Seattle, 1989. Aspiring poet and habitual weed smoker Jasper Trueblood, 30, is leaving his partying ways behind. He enjoys his job teaching English as a second language at a community college—a position in which he makes frequent use of a ventriloquist dummy named Bosworth—and he’s engaged. Of course, his fiancee, Daphne, is still a bit of a party animal, and they don’t have too much in common outside of a certain insatiable lust for each other—but how long can that last? Not very long at all, it turns out, as Jasper learns when he comes home early to find Daphne enjoying the lust of another man. During the resulting personal crisis, Jasper decides to buy a ticket to Guam to drop in on his old college girlfriend, Lani Sablan, without contacting her first. He expects Lani to be shocked, but actually she foresaw Jasper’s arrival in a dream—though that doesn’t change the fact that he is in very real danger from her meth-dealing husband. After a brief stay on the island, Jasper escapes with his life back to Seattle, thinking his trip down Memory Lane is over. But a few months later, he gets a call from Lani, who wants to bring her daughter, Rose, to the Pacific Northwest and stay with Jasper. “I’m an emotional wreck, Jazz,” she tells him. “My tropical depression evolved into an all-out typhoon. I need a new start. Rose does, too. I’ve never been to Seattle, but I hear it’s beautiful.” Is Jasper about to finally have the adult life—and adult love—that he’s dreamed of? Maybe. But it will involve quite a bit of tragedy, a prison sentence, and several sessions of talk therapy with a stripper named Ginger Snap.

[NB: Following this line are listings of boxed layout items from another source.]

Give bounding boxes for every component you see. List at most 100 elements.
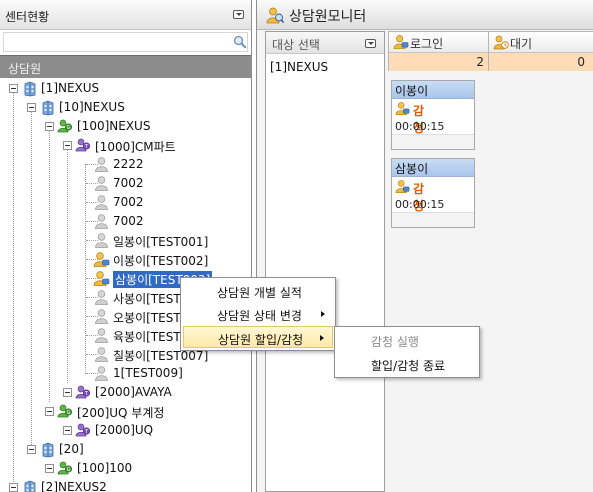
tree-node[interactable]: 일봉이[TEST001] — [0, 231, 251, 250]
tree-node-label: 2222 — [113, 157, 144, 171]
menu-item-barge-monitor[interactable]: 상담원 할입/감청 — [183, 326, 333, 348]
tree-node[interactable]: [1000]CM파트 — [0, 136, 251, 155]
target-collapse-icon[interactable] — [365, 39, 376, 48]
stat-wait-value-cell: 0 — [489, 53, 593, 71]
tree-node-label: [100]NEXUS — [77, 119, 151, 133]
agent-context-menu: 상담원 개별 실적 상담원 상태 변경 상담원 할입/감청 — [180, 277, 336, 351]
agent-gray-icon — [93, 365, 110, 382]
stat-wait-header: 대기 — [489, 32, 593, 53]
target-select-label: 대상 선택 — [272, 38, 320, 52]
agent-card-header: 삼봉이 — [392, 159, 474, 177]
expand-toggle-icon[interactable] — [63, 141, 72, 150]
agent-gray-icon — [93, 289, 110, 306]
building-icon — [21, 479, 38, 492]
tree-node[interactable]: [2]NEXUS2 — [0, 478, 251, 492]
tree-node-label: 이봉이[TEST002] — [113, 254, 209, 268]
search-icon[interactable] — [233, 35, 247, 49]
agent-gray-icon — [93, 308, 110, 325]
tree-node[interactable]: 이봉이[TEST002] — [0, 250, 251, 269]
agent-monitor-panel: 상담원모니터 대상 선택 [1]NEXUS 로그인 2 대기 0 이봉이 감청 … — [256, 0, 593, 492]
expand-toggle-icon[interactable] — [45, 464, 54, 473]
tree-node[interactable]: 2222 — [0, 155, 251, 174]
tree-node[interactable]: 7002 — [0, 174, 251, 193]
stat-login-label: 로그인 — [410, 37, 444, 51]
stat-login-header: 로그인 — [389, 32, 488, 53]
collapse-icon[interactable] — [233, 10, 244, 19]
center-status-header: 센터현황 — [0, 0, 251, 30]
login-icon — [393, 34, 409, 50]
agent-card-time: 00:00:15 — [395, 198, 445, 211]
agent-section-bar: 상담원 — [0, 55, 251, 78]
agent-card-header: 이봉이 — [392, 81, 474, 99]
team-icon — [75, 137, 92, 154]
tree-node[interactable]: [100]100 — [0, 459, 251, 478]
team-icon — [75, 422, 92, 439]
stats-bar: 로그인 2 대기 0 — [388, 31, 593, 71]
agent-monitor-title-icon — [266, 7, 284, 24]
tree-node-label: 7002 — [113, 195, 144, 209]
expand-toggle-icon[interactable] — [9, 483, 18, 492]
group-icon — [57, 118, 74, 135]
target-item[interactable]: [1]NEXUS — [270, 60, 328, 74]
expand-toggle-icon[interactable] — [27, 445, 36, 454]
agent-gray-icon — [93, 156, 110, 173]
stat-wait: 대기 0 — [488, 31, 593, 71]
tree-node[interactable]: [2000]AVAYA — [0, 383, 251, 402]
center-status-title: 센터현황 — [5, 10, 50, 24]
agent-card[interactable]: 삼봉이 감청 00:00:15 — [391, 158, 475, 228]
tree-node[interactable]: 7002 — [0, 212, 251, 231]
tree-node-label: 1[TEST009] — [113, 366, 183, 380]
menu-item-change-status[interactable]: 상담원 상태 변경 — [183, 303, 333, 325]
search-input[interactable] — [7, 34, 227, 50]
stat-wait-label: 대기 — [510, 37, 533, 51]
menu-item-label: 상담원 개별 실적 — [217, 286, 302, 300]
group-icon — [57, 403, 74, 420]
agent-card-footer — [392, 134, 474, 149]
expand-toggle-icon[interactable] — [45, 407, 54, 416]
expand-toggle-icon[interactable] — [45, 122, 54, 131]
tree-node[interactable]: [200]UQ 부계정 — [0, 402, 251, 421]
tree-node-label: 7002 — [113, 214, 144, 228]
agent-gray-icon — [93, 327, 110, 344]
building-icon — [39, 441, 56, 458]
agent-gray-icon — [93, 213, 110, 230]
agent-gray-icon — [93, 175, 110, 192]
tree-node[interactable]: 1[TEST009] — [0, 364, 251, 383]
expand-toggle-icon[interactable] — [9, 84, 18, 93]
tree-node-label: [2000]UQ — [95, 423, 154, 437]
tree-node[interactable]: 7002 — [0, 193, 251, 212]
building-icon — [39, 99, 56, 116]
target-select-header: 대상 선택 — [266, 32, 384, 54]
submenu-arrow-icon — [320, 335, 324, 341]
menu-item-label: 감청 실행 — [371, 335, 419, 349]
tree-node[interactable]: [100]NEXUS — [0, 117, 251, 136]
submenu-arrow-icon — [321, 311, 325, 317]
agent-gray-icon — [93, 346, 110, 363]
stat-login-value-cell: 2 — [389, 53, 488, 71]
expand-toggle-icon[interactable] — [63, 426, 72, 435]
agent-monitor-icon — [395, 101, 410, 116]
menu-item-start-monitoring[interactable]: 감청 실행 — [337, 329, 477, 351]
tree-node[interactable]: [20] — [0, 440, 251, 459]
menu-item-label: 상담원 상태 변경 — [217, 309, 302, 323]
tree-node[interactable]: [1]NEXUS — [0, 79, 251, 98]
tree-node-label: [100]100 — [77, 461, 133, 475]
tree-node-label: [10]NEXUS — [59, 100, 125, 114]
building-icon — [21, 80, 38, 97]
expand-toggle-icon[interactable] — [27, 103, 36, 112]
menu-item-end-barge-monitor[interactable]: 할입/감청 종료 — [337, 353, 477, 375]
expand-toggle-icon[interactable] — [63, 388, 72, 397]
menu-item-agent-performance[interactable]: 상담원 개별 실적 — [183, 280, 333, 302]
tree-node-label: [200]UQ 부계정 — [77, 406, 165, 420]
tree-node[interactable]: [2000]UQ — [0, 421, 251, 440]
tree-node-label: [1]NEXUS — [41, 81, 100, 95]
tree-node[interactable]: [10]NEXUS — [0, 98, 251, 117]
search-box — [3, 32, 248, 52]
tree-node-label: 일봉이[TEST001] — [113, 235, 209, 249]
menu-item-label: 할입/감청 종료 — [371, 359, 446, 373]
agent-monitor-icon — [93, 270, 110, 287]
stat-login-value: 2 — [476, 55, 484, 69]
agent-monitor-icon — [395, 179, 410, 194]
agent-card[interactable]: 이봉이 감청 00:00:15 — [391, 80, 475, 150]
agent-section-label: 상담원 — [8, 62, 42, 76]
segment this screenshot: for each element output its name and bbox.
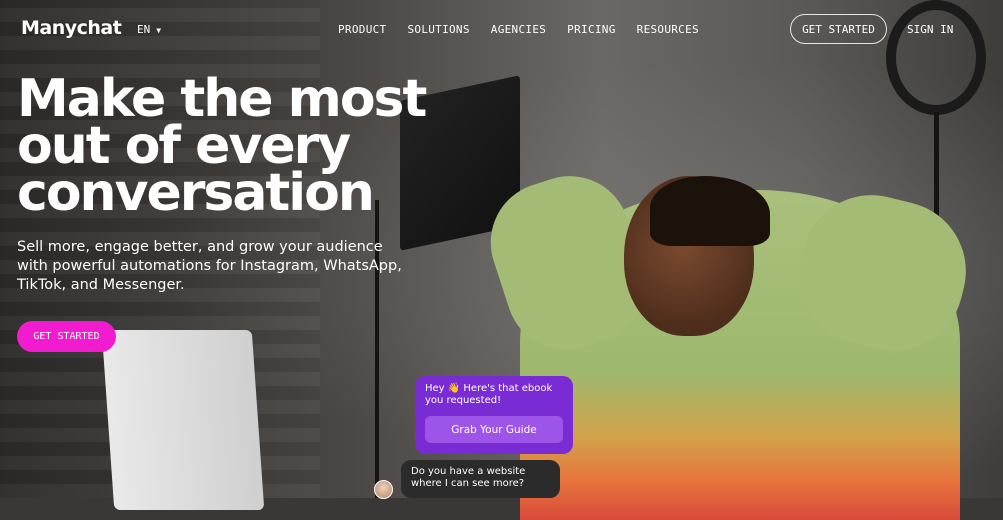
hero-title-line: conversation [17, 163, 375, 223]
language-label: EN [137, 23, 151, 36]
menu-solutions[interactable]: SOLUTIONS [407, 23, 469, 36]
logo[interactable]: Manychat [21, 17, 122, 39]
hero-title: Make the most out of every conversation [17, 73, 427, 223]
top-nav: Manychat EN ▼ PRODUCT SOLUTIONS AGENCIES … [0, 0, 1003, 60]
laptop [101, 330, 265, 510]
main-menu: PRODUCT SOLUTIONS AGENCIES PRICING RESOU… [338, 23, 720, 36]
menu-product[interactable]: PRODUCT [338, 23, 386, 36]
language-selector[interactable]: EN ▼ [137, 23, 161, 36]
get-started-nav-button[interactable]: GET STARTED [790, 14, 887, 44]
grab-guide-button[interactable]: Grab Your Guide [425, 416, 563, 443]
caret-down-icon: ▼ [156, 26, 162, 35]
get-started-hero-button[interactable]: GET STARTED [17, 321, 116, 352]
menu-pricing[interactable]: PRICING [567, 23, 615, 36]
bot-chat-bubble: Hey 👋 Here's that ebook you requested! G… [415, 376, 573, 454]
menu-agencies[interactable]: AGENCIES [491, 23, 546, 36]
user-avatar [374, 480, 393, 499]
hero-subtitle: Sell more, engage better, and grow your … [17, 239, 402, 293]
sign-in-link[interactable]: SIGN IN [907, 23, 953, 36]
bot-message: Hey 👋 Here's that ebook you requested! [425, 383, 553, 406]
user-chat-bubble: Do you have a website where I can see mo… [401, 460, 560, 498]
menu-resources[interactable]: RESOURCES [637, 23, 699, 36]
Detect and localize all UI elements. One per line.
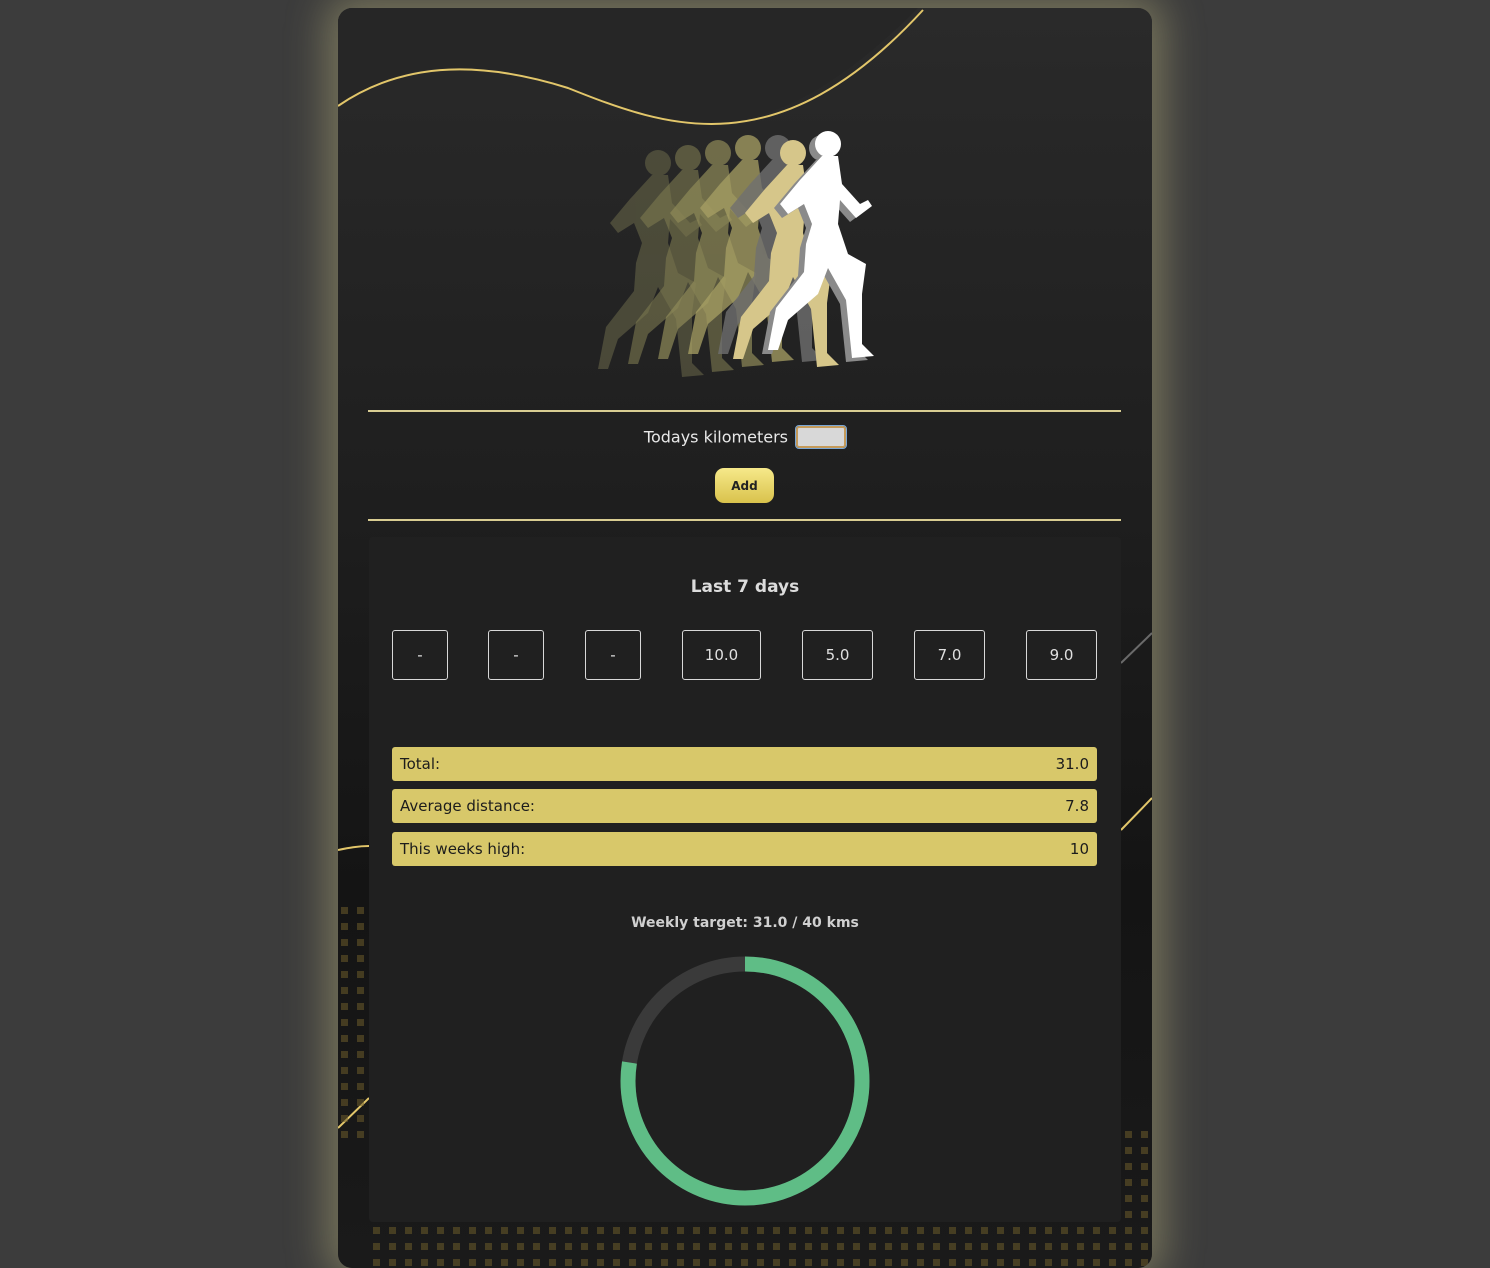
top-divider — [368, 410, 1121, 412]
add-button[interactable]: Add — [715, 468, 774, 503]
km-label: Todays kilometers — [643, 427, 788, 447]
km-input[interactable] — [795, 425, 848, 449]
bottom-divider — [368, 519, 1121, 521]
day-box: 9.0 — [1026, 630, 1097, 680]
average-value: 7.8 — [1065, 797, 1089, 815]
app-card: Todays kilometers Add Last 7 days - - - … — [338, 8, 1152, 1268]
runners-silhouette-icon — [598, 131, 874, 377]
stats-panel: Last 7 days - - - 10.0 5.0 7.0 9.0 Total… — [369, 537, 1121, 1222]
day-box: - — [585, 630, 641, 680]
total-value: 31.0 — [1055, 755, 1089, 773]
last-7-days-title: Last 7 days — [690, 577, 800, 597]
day-box: 10.0 — [682, 630, 761, 680]
day-box: - — [392, 630, 448, 680]
high-value: 10 — [1069, 840, 1089, 858]
day-box: 5.0 — [802, 630, 873, 680]
km-entry-row: Todays kilometers — [338, 425, 1152, 449]
weekly-target-label: Weekly target: 31.0 / 40 kms — [631, 915, 859, 931]
high-label: This weeks high: — [400, 840, 526, 858]
day-box: 7.0 — [914, 630, 985, 680]
average-bar: Average distance: 7.8 — [392, 789, 1097, 823]
day-box: - — [488, 630, 544, 680]
total-bar: Total: 31.0 — [392, 747, 1097, 781]
weekly-target-progress-ring — [620, 956, 870, 1206]
average-label: Average distance: — [400, 797, 535, 815]
total-label: Total: — [400, 755, 441, 773]
high-bar: This weeks high: 10 — [392, 832, 1097, 866]
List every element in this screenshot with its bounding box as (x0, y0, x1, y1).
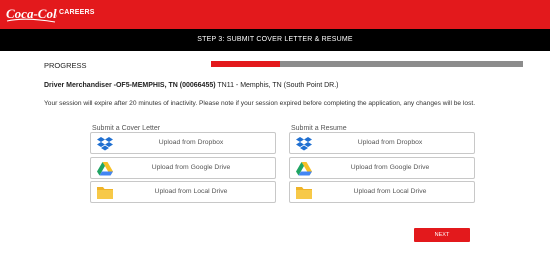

Hickey has a natural way with words. His descriptions are original and often quite funny. Daphne, for example, is an “ever-slumbering but ever-amorous opossum.” But the writing is sometimes a bit too cute, particularly the dialogue, which often seems to serve no purpose other than to momentarily amuse readers. The question of why is a recurring one. For example, why do all the characters seem so taken with Jasper, an overweight, horny, perpetually stoned man with a ventriloquist dummy? (Readers, by contrast, will struggle to find him charming.) There is a larger question regarding just what the novel is trying to say. Potential thesis statements are littered throughout the text—many of them spoken by Ginger Snap, a walking, talking male fantasy that bears little resemblance to a human woman—but by the end, the book does not succeed in being about anything. Nor is it just a simple lark, given a particular and needless death that the author has seen fit to include. The story’s female characters, who should be intriguing, are ultimately only there for the redemption narrative of the decidedly uninteresting Jasper. The experience will be an unsatisfying one for many readers.

A humorous but disappointingly stunted tale about a would-be poet’s adventures.